パッケージを開けてみると、出てきたのは3口くらいで食べられそうな、小さめのおまんじゅう。半分にカットすると、紫いものあん、こしあんの真ん中に黄色のチーズあんが入っているのが見えます。
食べてみると、あんの甘さの中に、ほんのり塩気のあるチーズを感じます。合わなくない。いえ、合います。普通に甘いお菓子としてもアリです。

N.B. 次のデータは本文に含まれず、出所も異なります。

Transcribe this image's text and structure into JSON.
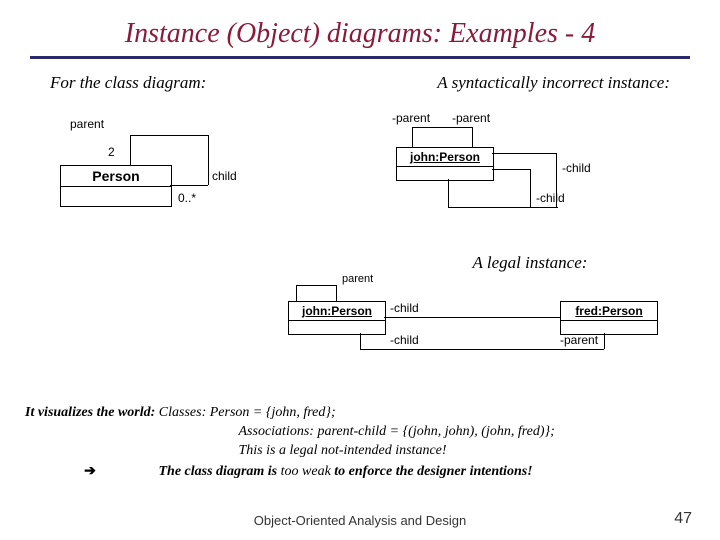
{
  "title": "Instance (Object) diagrams: Examples - 4",
  "subhead_left": "For the class diagram:",
  "subhead_right": "A syntactically incorrect instance:",
  "class_diagram": {
    "class_name": "Person",
    "role_parent": "parent",
    "mult_parent": "2",
    "role_child": "child",
    "mult_child": "0..*"
  },
  "incorrect_instance": {
    "object_label": "john:Person",
    "role_parent_a": "-parent",
    "role_parent_b": "-parent",
    "role_child_a": "-child",
    "role_child_b": "-child"
  },
  "legal_caption": "A legal instance:",
  "legal_instance": {
    "john_label": "john:Person",
    "fred_label": "fred:Person",
    "role_parent": "-parent",
    "role_child": "-child",
    "role_parent2": "parent",
    "role_child2": "-child"
  },
  "bottom": {
    "lead": "It visualizes the world:",
    "line1a": " Classes: Person = {john, fred};",
    "line2": "Associations: parent-child = {(john, john), (john, fred)};",
    "line3": "This is a legal not-intended instance!",
    "arrow": "➔",
    "line4a": "The class diagram is ",
    "line4b": "too weak ",
    "line4c": "to enforce the designer intentions!"
  },
  "footer": "Object-Oriented Analysis and Design",
  "page": "47"
}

番外・超高級、約1万円の金平糖「ピュリニー・モンラッシェ・ヴァン・ブラン金平糖
もう1つ、気になったものがありました。京都の緑寿庵清水の「ピュリニー・モンラッシェ・ヴァン・ブラン金平糖」。1箱180グラム入り、お値段9881円の金平糖です。フランス東部ブルゴーニュ・コート・ド・ボーヌのピュリニー・モンラッシュ村でつくられた白ワインを使っていて、木箱に入ったゴージャスな雰囲気のパッケージ。でも、さすがに手が出ませんでした。
全国スイーツマーケットには、著名な銘菓から地元だけの逸品、甘いものからしょっぱいものまで、さまざまなお菓子が出品されています。菓子博は北海道内での開催は57年ぶり。なかなかないチャンスなので、ぜひ足を運んで、全国各地の銘菓を味わってみてはどうでしょう。